Methods to avoid Property from Becoming Unclaimed

• Keeping the records of your bank accounts will stop the property of yours to get abandoned

• Show interest and awareness of the accounts by contacting the holder at least once in every three


• Keep the record of your stock certificates sure to cash all the dividends that you have received

• Have a record all the utility deposits, including the telephone, cable, and electricity deposit

• Confirm the account balances with banks, stockbrokers and utility companies by responding in writing for any requirements of confirmation

• The change in address should be notified to the banks in which you have your accounts.

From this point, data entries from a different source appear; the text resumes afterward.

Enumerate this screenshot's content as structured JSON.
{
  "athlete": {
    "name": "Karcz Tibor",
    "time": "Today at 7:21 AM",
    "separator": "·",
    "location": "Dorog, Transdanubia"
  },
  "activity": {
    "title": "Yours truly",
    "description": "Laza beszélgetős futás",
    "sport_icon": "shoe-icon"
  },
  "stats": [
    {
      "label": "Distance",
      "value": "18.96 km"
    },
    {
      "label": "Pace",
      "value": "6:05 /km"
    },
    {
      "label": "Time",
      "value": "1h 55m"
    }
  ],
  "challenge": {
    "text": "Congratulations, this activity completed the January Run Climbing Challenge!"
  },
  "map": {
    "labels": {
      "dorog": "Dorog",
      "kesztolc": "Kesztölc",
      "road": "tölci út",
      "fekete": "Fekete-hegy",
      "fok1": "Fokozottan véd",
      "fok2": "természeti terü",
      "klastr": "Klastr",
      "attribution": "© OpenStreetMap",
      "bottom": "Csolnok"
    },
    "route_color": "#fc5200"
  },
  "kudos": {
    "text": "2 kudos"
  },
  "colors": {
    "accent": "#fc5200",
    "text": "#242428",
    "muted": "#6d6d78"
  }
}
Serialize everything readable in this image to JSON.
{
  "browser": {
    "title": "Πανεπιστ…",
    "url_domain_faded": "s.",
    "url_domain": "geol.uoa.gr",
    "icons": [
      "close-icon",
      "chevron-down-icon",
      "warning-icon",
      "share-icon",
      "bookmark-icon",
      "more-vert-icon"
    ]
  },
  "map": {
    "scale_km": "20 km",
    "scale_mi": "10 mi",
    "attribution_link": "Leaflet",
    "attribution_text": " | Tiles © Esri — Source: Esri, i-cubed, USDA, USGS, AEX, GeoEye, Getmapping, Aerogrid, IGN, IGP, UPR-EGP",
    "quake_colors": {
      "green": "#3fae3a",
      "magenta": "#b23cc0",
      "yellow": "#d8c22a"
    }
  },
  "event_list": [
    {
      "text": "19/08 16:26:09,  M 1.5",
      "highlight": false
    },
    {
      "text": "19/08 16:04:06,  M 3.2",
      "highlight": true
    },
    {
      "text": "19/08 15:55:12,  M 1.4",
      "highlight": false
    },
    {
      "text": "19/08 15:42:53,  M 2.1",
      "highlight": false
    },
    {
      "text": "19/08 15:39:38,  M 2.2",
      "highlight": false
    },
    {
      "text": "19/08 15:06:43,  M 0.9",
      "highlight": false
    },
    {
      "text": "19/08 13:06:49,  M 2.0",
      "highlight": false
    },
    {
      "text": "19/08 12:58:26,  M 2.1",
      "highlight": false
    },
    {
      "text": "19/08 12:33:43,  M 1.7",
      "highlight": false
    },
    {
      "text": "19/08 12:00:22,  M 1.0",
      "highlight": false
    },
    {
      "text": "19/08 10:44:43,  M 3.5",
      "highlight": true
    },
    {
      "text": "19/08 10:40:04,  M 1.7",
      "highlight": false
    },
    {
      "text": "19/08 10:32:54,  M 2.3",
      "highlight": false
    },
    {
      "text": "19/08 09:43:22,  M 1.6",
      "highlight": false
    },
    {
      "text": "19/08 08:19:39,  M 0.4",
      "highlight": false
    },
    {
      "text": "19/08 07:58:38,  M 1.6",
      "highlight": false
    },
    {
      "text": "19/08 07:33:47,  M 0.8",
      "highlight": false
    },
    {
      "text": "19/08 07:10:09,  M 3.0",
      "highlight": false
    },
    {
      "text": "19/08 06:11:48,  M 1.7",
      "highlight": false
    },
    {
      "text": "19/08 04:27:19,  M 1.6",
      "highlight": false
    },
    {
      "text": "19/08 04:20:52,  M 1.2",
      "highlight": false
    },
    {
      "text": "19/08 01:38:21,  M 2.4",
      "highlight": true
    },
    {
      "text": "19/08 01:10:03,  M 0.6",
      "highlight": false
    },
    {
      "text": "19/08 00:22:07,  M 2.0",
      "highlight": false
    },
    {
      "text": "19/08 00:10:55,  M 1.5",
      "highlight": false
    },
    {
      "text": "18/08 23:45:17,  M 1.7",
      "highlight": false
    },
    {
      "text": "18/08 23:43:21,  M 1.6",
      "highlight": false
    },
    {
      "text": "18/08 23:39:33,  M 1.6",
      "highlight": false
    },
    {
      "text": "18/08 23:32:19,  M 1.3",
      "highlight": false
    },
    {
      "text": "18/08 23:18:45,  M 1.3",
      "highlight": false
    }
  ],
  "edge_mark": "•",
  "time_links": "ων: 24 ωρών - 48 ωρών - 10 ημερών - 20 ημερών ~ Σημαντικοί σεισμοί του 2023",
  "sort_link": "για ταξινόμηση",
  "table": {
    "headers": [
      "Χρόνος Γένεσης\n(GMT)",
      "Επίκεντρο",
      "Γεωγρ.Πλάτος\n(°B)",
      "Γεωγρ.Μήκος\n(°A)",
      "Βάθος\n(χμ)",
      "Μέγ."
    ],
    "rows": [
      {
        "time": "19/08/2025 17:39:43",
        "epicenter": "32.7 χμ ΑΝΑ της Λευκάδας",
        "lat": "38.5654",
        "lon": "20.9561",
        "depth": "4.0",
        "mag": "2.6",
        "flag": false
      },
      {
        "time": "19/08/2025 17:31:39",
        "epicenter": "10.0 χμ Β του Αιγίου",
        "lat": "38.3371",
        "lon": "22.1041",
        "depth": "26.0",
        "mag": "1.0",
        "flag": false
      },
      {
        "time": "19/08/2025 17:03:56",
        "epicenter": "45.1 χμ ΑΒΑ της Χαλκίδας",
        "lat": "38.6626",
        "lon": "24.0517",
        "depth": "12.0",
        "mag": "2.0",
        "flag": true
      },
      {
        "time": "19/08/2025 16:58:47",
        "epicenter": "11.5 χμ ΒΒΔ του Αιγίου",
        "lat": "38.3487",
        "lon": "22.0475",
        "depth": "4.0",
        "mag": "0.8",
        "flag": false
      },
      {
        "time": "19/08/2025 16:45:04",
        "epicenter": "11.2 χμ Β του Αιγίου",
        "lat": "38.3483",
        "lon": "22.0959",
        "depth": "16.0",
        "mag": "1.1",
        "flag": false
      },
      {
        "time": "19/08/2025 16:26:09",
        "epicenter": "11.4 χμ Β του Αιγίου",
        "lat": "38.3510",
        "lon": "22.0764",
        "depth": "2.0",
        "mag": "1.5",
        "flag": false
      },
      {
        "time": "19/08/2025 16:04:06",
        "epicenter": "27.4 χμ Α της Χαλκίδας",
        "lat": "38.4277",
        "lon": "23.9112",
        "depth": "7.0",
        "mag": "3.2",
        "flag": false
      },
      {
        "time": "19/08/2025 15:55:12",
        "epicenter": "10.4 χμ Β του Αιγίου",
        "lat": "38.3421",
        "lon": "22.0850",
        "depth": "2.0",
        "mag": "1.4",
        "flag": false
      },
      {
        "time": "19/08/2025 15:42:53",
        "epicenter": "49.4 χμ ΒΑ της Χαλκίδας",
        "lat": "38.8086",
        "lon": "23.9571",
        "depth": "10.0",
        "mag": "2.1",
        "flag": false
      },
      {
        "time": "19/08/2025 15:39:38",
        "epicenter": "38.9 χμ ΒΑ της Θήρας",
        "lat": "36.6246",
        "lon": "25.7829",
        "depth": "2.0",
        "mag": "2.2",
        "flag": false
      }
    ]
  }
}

• Giving a notice to your bank, broker, credit card issuer, employer, life and health insurance contact, mortgage lender, doctor, lawyer, accountant, of the change in your name due to marriage, divorce or any other legal action will help to avoid the property from becoming unclaimed

• Cashing the checks promptly upon receipt will also avoid from become unclaimed

What will happen to an unclaimed property

Generally, all the states will be facing abandoned property that holds money, property, and other assets for a period of inactivity from three to five years. In the duration of this

inactivity period, proprietors, banks, insurance companies and other organizations will try to return the property to the right owners. In case of their failure, the property would be turned over to the property division office of the unclaimed.The Unclaimed Property office would then try to find the right owners by placing advertisements in the newspapers. There is no time limitation to claim the property for the abandoned properties have been reunited with its owner even after 50 years. In case if the owner has not been traced it would be returned to the state. Moreover, the relatives of owner who is dead can file for the unclaimed property.

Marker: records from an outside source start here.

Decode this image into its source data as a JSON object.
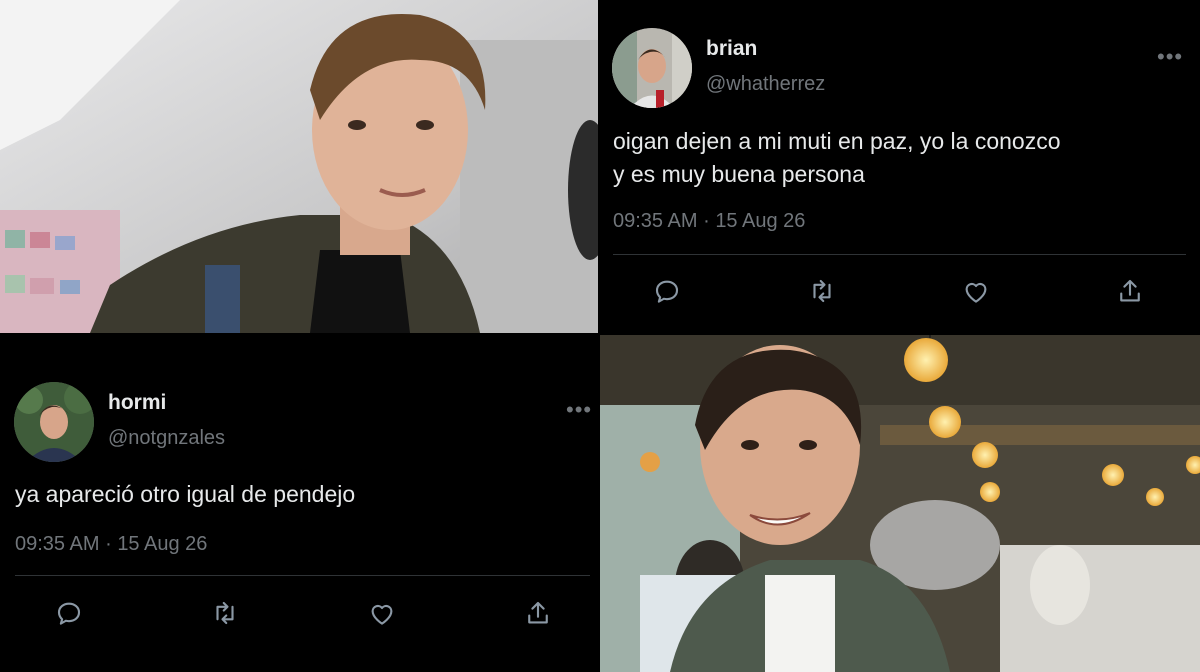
{
  "tweets": [
    {
      "name": "brian",
      "handle": "@whatherrez",
      "text_lines": [
        "oigan dejen a mi muti en paz, yo la conozco",
        "y es muy buena persona"
      ],
      "time": "09:35 AM",
      "date": "15 Aug 26",
      "separator": "·",
      "more": "•••"
    },
    {
      "name": "hormi",
      "handle": "@notgnzales",
      "text_lines": [
        "ya apareció otro igual de pendejo"
      ],
      "time": "09:35 AM",
      "date": "15 Aug 26",
      "separator": "·",
      "more": "•••"
    }
  ],
  "icons": [
    "reply-icon",
    "retweet-icon",
    "like-icon",
    "share-icon"
  ],
  "colors": {
    "background": "#000000",
    "text": "#e7e9ea",
    "muted": "#71767b",
    "divider": "#2f3336"
  }
}
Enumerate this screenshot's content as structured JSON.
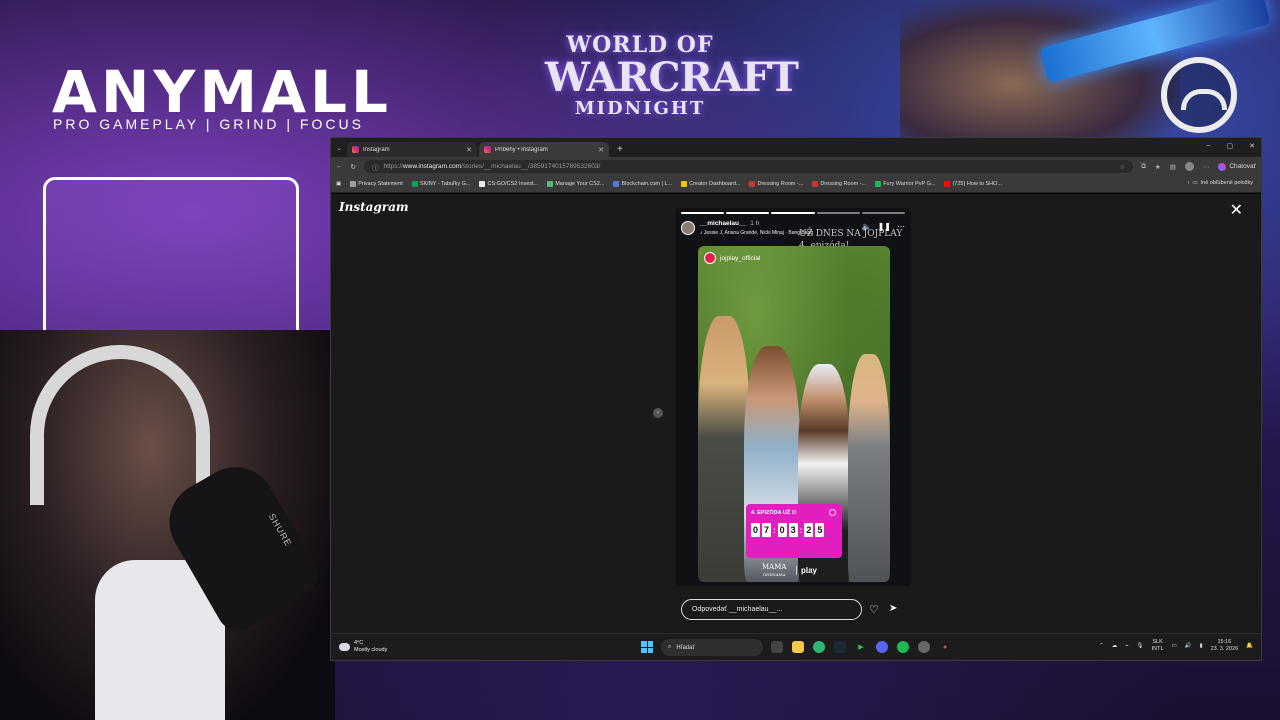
{
  "overlay": {
    "brand_title": "ANYMALL",
    "brand_subtitle": "PRO GAMEPLAY | GRIND | FOCUS",
    "game_logo": {
      "line1": "WORLD OF",
      "line2": "WARCRAFT",
      "line3": "MIDNIGHT"
    },
    "mic_label": "SHURE"
  },
  "browser": {
    "tabs": [
      {
        "title": "Instagram",
        "active": false
      },
      {
        "title": "Príbehy • Instagram",
        "active": true
      }
    ],
    "new_tab_label": "+",
    "window_controls": [
      "–",
      "▢",
      "✕"
    ],
    "url": {
      "scheme": "https://",
      "host": "www.instagram.com",
      "path": "/stories/__michaelau__/3859174015789532603/"
    },
    "chat_button_label": "Chatovať",
    "bookmarks": [
      {
        "label": "Privacy Statement",
        "color": "#9aa0a6"
      },
      {
        "label": "SKINY - Tabuľky G...",
        "color": "#0f9d58"
      },
      {
        "label": "CS:GO/CS2 Invest...",
        "color": "#e8e8e8"
      },
      {
        "label": "Manage Your CS2...",
        "color": "#5bb974"
      },
      {
        "label": "Blockchain.com | L...",
        "color": "#4a7bd8"
      },
      {
        "label": "Creator Dashboard...",
        "color": "#f2c200"
      },
      {
        "label": "Dressing Room -...",
        "color": "#c0392b"
      },
      {
        "label": "Dressing Room -...",
        "color": "#c0392b"
      },
      {
        "label": "Fury Warrior PvP G...",
        "color": "#1db954"
      },
      {
        "label": "(725) How to SHO...",
        "color": "#ff0000"
      }
    ],
    "other_bookmarks_label": "Iné obľúbené položky"
  },
  "instagram": {
    "logo": "Instagram",
    "close_label": "✕",
    "story": {
      "username": "__michaelau__",
      "time": "1 h",
      "music": "Jessie J, Ariana Grande, Nicki Minaj · Bang Bang",
      "overlay_text_line1": "UŽ DNES NA JOJPLAY",
      "overlay_text_line2": "4. epizóda!",
      "tag_account": "jojplay_official",
      "countdown": {
        "title": "4. EPIZÓDA UŽ O",
        "digits": [
          "0",
          "7",
          "0",
          "3",
          "2",
          "5"
        ]
      },
      "brand_left": "MAMA",
      "brand_left_small": "ODZNAMA",
      "brand_right": "play"
    },
    "reply_placeholder": "Odpovedať __michaelau__..."
  },
  "taskbar": {
    "weather_temp": "4°C",
    "weather_desc": "Mostly cloudy",
    "search_placeholder": "Hľadať",
    "lang_line1": "SLK",
    "lang_line2": "INTL",
    "time": "15:16",
    "date": "23. 3. 2026"
  }
}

Role of the state on unclaimed property

The Unclaimed Property will be protected by the state until it is returned to its owner. Additionally the state may auction the safe deposit boxes, if it is not claimed within five years. About $450 million, unclaimed property has been turned over to the Department of Revenue since 1955. The department of the unclaimed property division received the property worth more than $55 million in the year 2004. As the amount continues to grow each year, the funds are deposited in a trusted account and the department guards would administer through its Unclaimed Property program.

Finding the lost property

If a person assumes that an Unclaimed Property is present that belongs to him, he can call or write to the unclaimed property office. They would ask for the name, social protection number, current address etc. The claim form should be submitted for a person to get the check.

There will be professionals who would make a living in finding the owners of the unclaimed property. They would do this work for a fee that ranges from 10% value of the property to as much as 60% of it. You do not have to trust the tracer for you yourself can call the state and can get the money without having to pay anybody!!!